Harga Cabai di Pekanbaru Melonjak Hingga Rp 120 Ribu Per KG, Imbas Bencana Sumut dan Sumbar

Pekanbaru (Riaunews.com) – Harga sejumlah kebutuhan dapur di pasar tradisional Pekanbaru mengalami lonjakan tajam dalam dua hari terakhir. Pedagang menyebut kenaikan ini dipicu terganggunya pasokan dari daerah sentra produksi seperti Sumatera Barat (Sumbar) dan Sumatera Utara (Sumut) yang terdampak bencana.

Berdasarkan pantauan di Pasar Cik Puan, Jumat (28/11/2025), hampir seluruh komoditas sayur dan bumbu dapur mengalami kenaikan signifikan. Pedagang bernama Eka mengatakan lonjakan terjadi serentak pada berbagai jenis cabai, bawang, dan sejumlah sayuran. “Dampak bencana di Sumbar besar, pak. Semuanya naik,” ujarnya.

Kenaikan tertinggi terjadi pada cabai merah yang kini dijual Rp115.000–Rp120.000 per kilogram, dari sebelumnya hanya Rp70.000–Rp80.000 per kilogram.

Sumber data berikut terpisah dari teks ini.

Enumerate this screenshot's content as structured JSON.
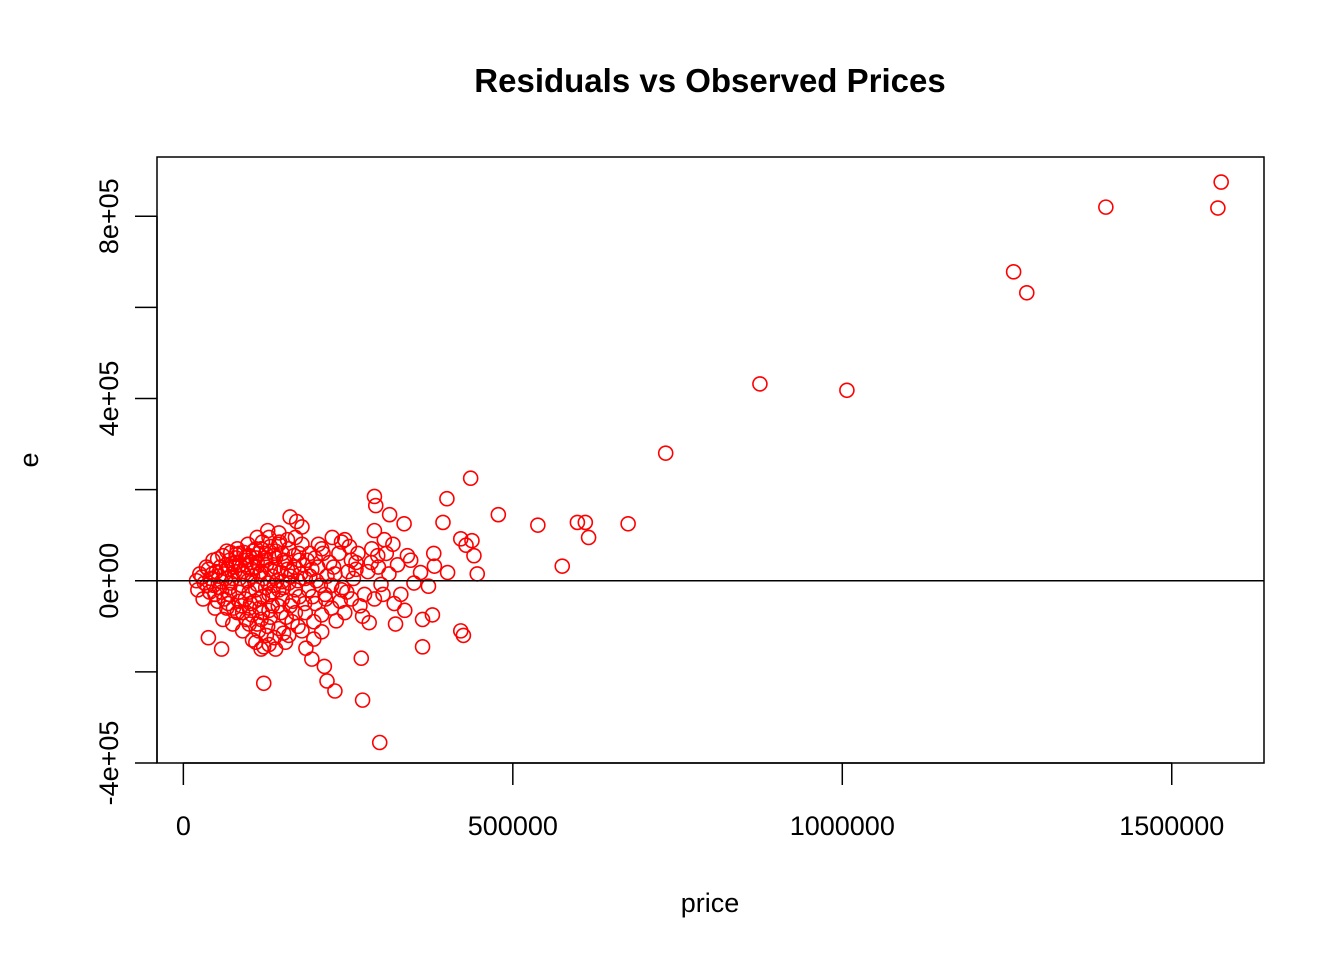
{
  "chart_data": {
    "type": "scatter",
    "title": "Residuals vs Observed Prices",
    "xlabel": "price",
    "ylabel": "e",
    "xlim": [
      -40000,
      1640000
    ],
    "ylim": [
      -400000,
      930000
    ],
    "x_ticks": [
      0,
      500000,
      1000000,
      1500000
    ],
    "x_tick_labels": [
      "0",
      "500000",
      "1000000",
      "1500000"
    ],
    "y_ticks": [
      -400000,
      -200000,
      0,
      200000,
      400000,
      600000,
      800000
    ],
    "y_tick_labels": [
      "-4e+05",
      "",
      "0e+00",
      "",
      "4e+05",
      "",
      "8e+05"
    ],
    "grid": false,
    "reference_line_y": 0,
    "colors": {
      "points": "#ff0000",
      "axes": "#000000",
      "reference_line": "#000000"
    },
    "series": [
      {
        "marker": "open-circle",
        "points": [
          [
            1575000,
            875000
          ],
          [
            1570000,
            818000
          ],
          [
            1400000,
            820000
          ],
          [
            1260000,
            678000
          ],
          [
            1280000,
            632000
          ],
          [
            875000,
            432000
          ],
          [
            1007000,
            418000
          ],
          [
            732000,
            280000
          ],
          [
            436000,
            225000
          ],
          [
            400000,
            180000
          ],
          [
            290000,
            185000
          ],
          [
            292000,
            165000
          ],
          [
            478000,
            145000
          ],
          [
            313000,
            145000
          ],
          [
            335000,
            125000
          ],
          [
            538000,
            122000
          ],
          [
            598000,
            128000
          ],
          [
            610000,
            128000
          ],
          [
            675000,
            125000
          ],
          [
            394000,
            128000
          ],
          [
            615000,
            95000
          ],
          [
            575000,
            32000
          ],
          [
            421000,
            92000
          ],
          [
            438000,
            88000
          ],
          [
            429000,
            78000
          ],
          [
            441000,
            55000
          ],
          [
            446000,
            15000
          ],
          [
            380000,
            60000
          ],
          [
            401000,
            18000
          ],
          [
            290000,
            110000
          ],
          [
            295000,
            55000
          ],
          [
            318000,
            80000
          ],
          [
            340000,
            55000
          ],
          [
            360000,
            18000
          ],
          [
            381000,
            32000
          ],
          [
            372000,
            -12000
          ],
          [
            378000,
            -75000
          ],
          [
            363000,
            -85000
          ],
          [
            363000,
            -145000
          ],
          [
            421000,
            -110000
          ],
          [
            425000,
            -120000
          ],
          [
            322000,
            -95000
          ],
          [
            336000,
            -65000
          ],
          [
            303000,
            -30000
          ],
          [
            290000,
            -40000
          ],
          [
            282000,
            -92000
          ],
          [
            272000,
            -78000
          ],
          [
            270000,
            -170000
          ],
          [
            272000,
            -262000
          ],
          [
            298000,
            -355000
          ],
          [
            230000,
            -242000
          ],
          [
            218000,
            -220000
          ],
          [
            214000,
            -188000
          ],
          [
            195000,
            -172000
          ],
          [
            186000,
            -148000
          ],
          [
            122000,
            -225000
          ],
          [
            38000,
            -125000
          ],
          [
            58000,
            -150000
          ],
          [
            162000,
            140000
          ],
          [
            172000,
            130000
          ],
          [
            180000,
            118000
          ],
          [
            240000,
            85000
          ],
          [
            252000,
            75000
          ],
          [
            226000,
            95000
          ],
          [
            210000,
            70000
          ],
          [
            200000,
            50000
          ],
          [
            262000,
            40000
          ],
          [
            250000,
            20000
          ],
          [
            242000,
            -15000
          ],
          [
            255000,
            -40000
          ],
          [
            245000,
            -70000
          ],
          [
            232000,
            -88000
          ],
          [
            210000,
            -112000
          ],
          [
            198000,
            -128000
          ],
          [
            180000,
            -110000
          ],
          [
            155000,
            -135000
          ],
          [
            140000,
            -150000
          ],
          [
            130000,
            -140000
          ],
          [
            118000,
            -150000
          ],
          [
            105000,
            -130000
          ],
          [
            90000,
            -110000
          ],
          [
            75000,
            -95000
          ],
          [
            60000,
            -85000
          ],
          [
            48000,
            -60000
          ],
          [
            30000,
            -40000
          ],
          [
            22000,
            -20000
          ],
          [
            20000,
            0
          ],
          [
            25000,
            15000
          ],
          [
            35000,
            30000
          ],
          [
            45000,
            45000
          ],
          [
            60000,
            55000
          ],
          [
            72000,
            62000
          ],
          [
            85000,
            60000
          ],
          [
            100000,
            55000
          ],
          [
            110000,
            70000
          ],
          [
            120000,
            85000
          ],
          [
            130000,
            95000
          ],
          [
            145000,
            80000
          ],
          [
            160000,
            70000
          ],
          [
            175000,
            60000
          ],
          [
            188000,
            45000
          ],
          [
            195000,
            25000
          ],
          [
            185000,
            5000
          ],
          [
            170000,
            -20000
          ],
          [
            150000,
            -40000
          ],
          [
            135000,
            -55000
          ],
          [
            120000,
            -70000
          ],
          [
            100000,
            -60000
          ],
          [
            85000,
            -45000
          ],
          [
            70000,
            -30000
          ],
          [
            55000,
            -15000
          ],
          [
            42000,
            5000
          ],
          [
            50000,
            20000
          ],
          [
            65000,
            35000
          ],
          [
            80000,
            40000
          ],
          [
            95000,
            35000
          ],
          [
            108000,
            30000
          ],
          [
            125000,
            45000
          ],
          [
            140000,
            50000
          ],
          [
            155000,
            40000
          ],
          [
            168000,
            30000
          ],
          [
            178000,
            15000
          ],
          [
            160000,
            -5000
          ],
          [
            145000,
            -20000
          ],
          [
            130000,
            -30000
          ],
          [
            115000,
            -40000
          ],
          [
            100000,
            -25000
          ],
          [
            88000,
            -10000
          ],
          [
            75000,
            5000
          ],
          [
            62000,
            15000
          ],
          [
            78000,
            20000
          ],
          [
            92000,
            15000
          ],
          [
            105000,
            10000
          ],
          [
            118000,
            20000
          ],
          [
            132000,
            25000
          ],
          [
            148000,
            18000
          ],
          [
            162000,
            10000
          ],
          [
            150000,
            -2000
          ],
          [
            138000,
            -10000
          ],
          [
            125000,
            -15000
          ],
          [
            112000,
            -8000
          ],
          [
            98000,
            0
          ],
          [
            85000,
            5000
          ],
          [
            72000,
            -5000
          ],
          [
            58000,
            -2000
          ],
          [
            68000,
            -50000
          ],
          [
            82000,
            -70000
          ],
          [
            96000,
            -85000
          ],
          [
            112000,
            -95000
          ],
          [
            128000,
            -100000
          ],
          [
            145000,
            -105000
          ],
          [
            165000,
            -90000
          ],
          [
            185000,
            -70000
          ],
          [
            200000,
            -50000
          ],
          [
            215000,
            -30000
          ],
          [
            225000,
            -10000
          ],
          [
            230000,
            15000
          ],
          [
            222000,
            40000
          ],
          [
            212000,
            60000
          ],
          [
            205000,
            80000
          ],
          [
            145000,
            105000
          ],
          [
            128000,
            110000
          ],
          [
            112000,
            95000
          ],
          [
            98000,
            80000
          ],
          [
            82000,
            70000
          ],
          [
            66000,
            65000
          ],
          [
            52000,
            48000
          ],
          [
            38000,
            25000
          ],
          [
            32000,
            -5000
          ],
          [
            40000,
            -25000
          ],
          [
            52000,
            -45000
          ],
          [
            66000,
            -60000
          ],
          [
            150000,
            60000
          ],
          [
            140000,
            65000
          ],
          [
            125000,
            60000
          ],
          [
            110000,
            50000
          ],
          [
            95000,
            52000
          ],
          [
            80000,
            50000
          ],
          [
            70000,
            45000
          ],
          [
            168000,
            55000
          ],
          [
            182000,
            35000
          ],
          [
            192000,
            10000
          ],
          [
            176000,
            -35000
          ],
          [
            162000,
            -55000
          ],
          [
            148000,
            -70000
          ],
          [
            132000,
            -80000
          ],
          [
            118000,
            -85000
          ],
          [
            104000,
            -75000
          ],
          [
            90000,
            -70000
          ],
          [
            76000,
            -60000
          ],
          [
            62000,
            -40000
          ],
          [
            48000,
            -30000
          ],
          [
            36000,
            -10000
          ],
          [
            28000,
            8000
          ],
          [
            265000,
            60000
          ],
          [
            258000,
            5000
          ],
          [
            248000,
            -25000
          ],
          [
            236000,
            60000
          ],
          [
            218000,
            10000
          ],
          [
            208000,
            -10000
          ],
          [
            286000,
            70000
          ],
          [
            305000,
            90000
          ],
          [
            325000,
            35000
          ],
          [
            345000,
            45000
          ],
          [
            350000,
            -5000
          ],
          [
            330000,
            -30000
          ],
          [
            312000,
            15000
          ],
          [
            300000,
            -8000
          ],
          [
            280000,
            20000
          ],
          [
            268000,
            -55000
          ],
          [
            140000,
            30000
          ],
          [
            135000,
            10000
          ],
          [
            128000,
            -5000
          ],
          [
            122000,
            5000
          ],
          [
            116000,
            15000
          ],
          [
            110000,
            -20000
          ],
          [
            104000,
            25000
          ],
          [
            126000,
            35000
          ],
          [
            142000,
            0
          ],
          [
            136000,
            -25000
          ],
          [
            120000,
            -35000
          ],
          [
            108000,
            -45000
          ],
          [
            94000,
            -40000
          ],
          [
            84000,
            -25000
          ],
          [
            90000,
            20000
          ],
          [
            78000,
            30000
          ],
          [
            102000,
            40000
          ],
          [
            114000,
            60000
          ],
          [
            158000,
            25000
          ],
          [
            152000,
            -15000
          ],
          [
            166000,
            -45000
          ],
          [
            174000,
            0
          ],
          [
            190000,
            -20000
          ],
          [
            198000,
            -90000
          ],
          [
            210000,
            -75000
          ],
          [
            225000,
            -60000
          ],
          [
            238000,
            -45000
          ],
          [
            255000,
            45000
          ],
          [
            245000,
            90000
          ],
          [
            262000,
            25000
          ],
          [
            275000,
            -30000
          ],
          [
            285000,
            40000
          ],
          [
            296000,
            30000
          ],
          [
            308000,
            60000
          ],
          [
            320000,
            -50000
          ],
          [
            240000,
            -20000
          ],
          [
            228000,
            30000
          ],
          [
            216000,
            -40000
          ],
          [
            204000,
            30000
          ],
          [
            192000,
            60000
          ],
          [
            180000,
            80000
          ],
          [
            170000,
            95000
          ],
          [
            158000,
            90000
          ],
          [
            146000,
            85000
          ],
          [
            132000,
            75000
          ],
          [
            118000,
            70000
          ],
          [
            106000,
            65000
          ],
          [
            92000,
            62000
          ],
          [
            80000,
            58000
          ],
          [
            68000,
            25000
          ],
          [
            56000,
            30000
          ],
          [
            44000,
            15000
          ],
          [
            46000,
            -10000
          ],
          [
            58000,
            -25000
          ],
          [
            70000,
            -15000
          ],
          [
            88000,
            -55000
          ],
          [
            102000,
            -50000
          ],
          [
            116000,
            -60000
          ],
          [
            130000,
            -65000
          ],
          [
            144000,
            -55000
          ],
          [
            156000,
            -80000
          ],
          [
            170000,
            -70000
          ],
          [
            184000,
            -50000
          ],
          [
            196000,
            -35000
          ],
          [
            202000,
            0
          ],
          [
            176000,
            45000
          ],
          [
            164000,
            20000
          ],
          [
            152000,
            45000
          ],
          [
            138000,
            55000
          ],
          [
            124000,
            50000
          ],
          [
            112000,
            40000
          ],
          [
            96000,
            45000
          ],
          [
            86000,
            35000
          ],
          [
            74000,
            38000
          ],
          [
            64000,
            5000
          ],
          [
            54000,
            10000
          ],
          [
            100000,
            -95000
          ],
          [
            114000,
            -110000
          ],
          [
            126000,
            -120000
          ],
          [
            138000,
            -125000
          ],
          [
            152000,
            -115000
          ],
          [
            122000,
            -145000
          ],
          [
            110000,
            -135000
          ],
          [
            160000,
            -120000
          ],
          [
            174000,
            -100000
          ]
        ]
      }
    ]
  }
}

Cabai hijau juga meroket hingga Rp80.000–Rp90.000 per kilogram, lebih tinggi dari harga normal di kisaran Rp40.000–Rp50.000. Sementara cabai rawit menembus Rp90.000 per kilogram dari harga normal di bawah Rp60.000.

Kondisi ini membuat sebagian pembeli mengurangi jumlah belanja, sementara pedagang mengaku omzet menurun karena melemahnya daya beli masyarakat. “Memang sudah mahal kemarin, tapi sekarang tambah mahal,” kata Eka.

Pedagang memperkirakan harga dapat kembali naik jika pasokan dari Sumbar, Sumut, dan daerah lain yang selama ini menjadi sumber suplai belum kembali normal. Cuaca buruk dan kondisi jalan yang rusak disebut masih menghambat distribusi barang.

Hingga berita ini diturunkan, pemerintah daerah belum mengeluarkan pernyataan resmi terkait langkah penanganan kenaikan harga. Para pedagang berharap pemerintah segera menggelar operasi pasar atau intervensi distribusi agar harga kembali stabil dan tidak semakin membebani masyarakat.